On Aug. 4, 1753, Washington achieved the highest rank in the society, Master Mason. He was inducted at the age of 21 in Fredericksburg, Va.
Freemasonry remained important to Washington throughout his life. He attended military lodges during the Revolutionary War and, as president, laid the cornerstone of the Capitol using a silver Masonic trowel.
The Freemasons evolved from the rituals and practices of the stonemason's guilds in the Middle Ages. The society claims to trace its origins to King Solomon's temple in biblical times.
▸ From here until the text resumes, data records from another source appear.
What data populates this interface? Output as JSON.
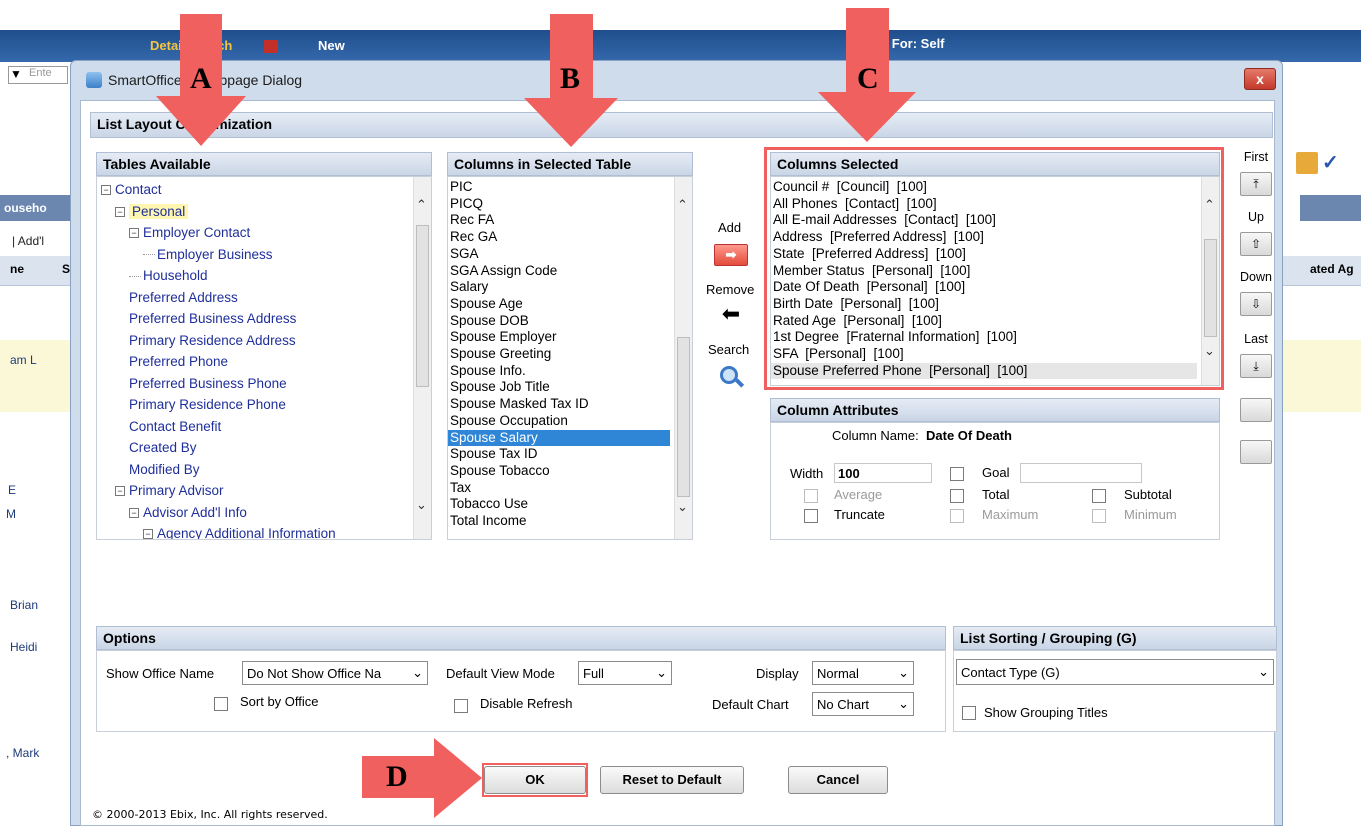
{
  "background": {
    "tabs": [
      "Detail Search",
      "New"
    ],
    "data_for": "Data For: Self",
    "search_placeholder": "Ente",
    "left_header": "ouseho",
    "left_addl": "| Add'l",
    "col_ne": "ne",
    "col_s": "S",
    "right_col": "ated Ag",
    "row_names": [
      "am L",
      "E",
      "M",
      "Brian",
      "Heidi",
      ", Mark"
    ]
  },
  "dialog": {
    "title": "SmartOffice -- Webpage Dialog",
    "close": "x",
    "heading": "List Layout Customization",
    "copyright": "© 2000-2013 Ebix, Inc. All rights reserved."
  },
  "tables_available": {
    "header": "Tables Available",
    "items": [
      {
        "label": "Contact",
        "level": 0,
        "toggle": true
      },
      {
        "label": "Personal",
        "level": 1,
        "toggle": true,
        "highlight": true
      },
      {
        "label": "Employer Contact",
        "level": 2,
        "toggle": true
      },
      {
        "label": "Employer Business",
        "level": 3,
        "toggle": false
      },
      {
        "label": "Household",
        "level": 2,
        "toggle": false
      },
      {
        "label": "Preferred Address",
        "level": 1,
        "toggle": false
      },
      {
        "label": "Preferred Business Address",
        "level": 1,
        "toggle": false
      },
      {
        "label": "Primary Residence Address",
        "level": 1,
        "toggle": false
      },
      {
        "label": "Preferred Phone",
        "level": 1,
        "toggle": false
      },
      {
        "label": "Preferred Business Phone",
        "level": 1,
        "toggle": false
      },
      {
        "label": "Primary Residence Phone",
        "level": 1,
        "toggle": false
      },
      {
        "label": "Contact Benefit",
        "level": 1,
        "toggle": false
      },
      {
        "label": "Created By",
        "level": 1,
        "toggle": false
      },
      {
        "label": "Modified By",
        "level": 1,
        "toggle": false
      },
      {
        "label": "Primary Advisor",
        "level": 1,
        "toggle": true
      },
      {
        "label": "Advisor Add'l Info",
        "level": 2,
        "toggle": true
      },
      {
        "label": "Agency Additional Information",
        "level": 3,
        "toggle": true
      }
    ]
  },
  "columns_in_table": {
    "header": "Columns in Selected Table",
    "items": [
      "PIC",
      "PICQ",
      "Rec FA",
      "Rec GA",
      "SGA",
      "SGA Assign Code",
      "Salary",
      "Spouse Age",
      "Spouse DOB",
      "Spouse Employer",
      "Spouse Greeting",
      "Spouse Info.",
      "Spouse Job Title",
      "Spouse Masked Tax ID",
      "Spouse Occupation",
      "Spouse Salary",
      "Spouse Tax ID",
      "Spouse Tobacco",
      "Tax",
      "Tobacco Use",
      "Total Income"
    ],
    "selected": "Spouse Salary"
  },
  "actions": {
    "add": "Add",
    "remove": "Remove",
    "search": "Search"
  },
  "columns_selected": {
    "header": "Columns Selected",
    "items": [
      "Council #  [Council]  [100]",
      "All Phones  [Contact]  [100]",
      "All E-mail Addresses  [Contact]  [100]",
      "Address  [Preferred Address]  [100]",
      "State  [Preferred Address]  [100]",
      "Member Status  [Personal]  [100]",
      "Date Of Death  [Personal]  [100]",
      "Birth Date  [Personal]  [100]",
      "Rated Age  [Personal]  [100]",
      "1st Degree  [Fraternal Information]  [100]",
      "SFA  [Personal]  [100]",
      "Spouse Preferred Phone  [Personal]  [100]"
    ]
  },
  "order_buttons": {
    "first": "First",
    "up": "Up",
    "down": "Down",
    "last": "Last"
  },
  "attributes": {
    "header": "Column Attributes",
    "column_name_label": "Column Name:",
    "column_name_value": "Date Of Death",
    "width_label": "Width",
    "width_value": "100",
    "goal": "Goal",
    "average": "Average",
    "total": "Total",
    "subtotal": "Subtotal",
    "truncate": "Truncate",
    "maximum": "Maximum",
    "minimum": "Minimum"
  },
  "options": {
    "header": "Options",
    "show_office_label": "Show Office Name",
    "show_office_value": "Do Not Show Office Na",
    "default_view_label": "Default View Mode",
    "default_view_value": "Full",
    "display_label": "Display",
    "display_value": "Normal",
    "sort_by_office": "Sort by Office",
    "disable_refresh": "Disable Refresh",
    "default_chart_label": "Default Chart",
    "default_chart_value": "No Chart"
  },
  "sorting": {
    "header": "List Sorting / Grouping (G)",
    "value": "Contact Type  (G)",
    "show_titles": "Show Grouping Titles"
  },
  "buttons": {
    "ok": "OK",
    "reset": "Reset to Default",
    "cancel": "Cancel"
  },
  "markers": {
    "a": "A",
    "b": "B",
    "c": "C",
    "d": "D"
  },
  "colors": {
    "annotation": "#f0605e",
    "selection": "#2f86d6",
    "header_bg": "#d3deec"
  }
}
The first American Masonic lodge was erected in Philadelphia by Benjamin Franklin. The society attracted other founding fathers and presidents including James Monroe, Andrew Jackson, James Polk, James Buchanan, Andrew Johnson, James Garfield, William McKinley, Theodore Roosevelt, William Howard Taft, Warren Harding, Franklin Roosevelt, Harry Truman, Lyndon Johnson, and Gerald Ford.
Masonic lodges can be found around the world, and it is believed that there are 2 million members of the Freemasons in the United States.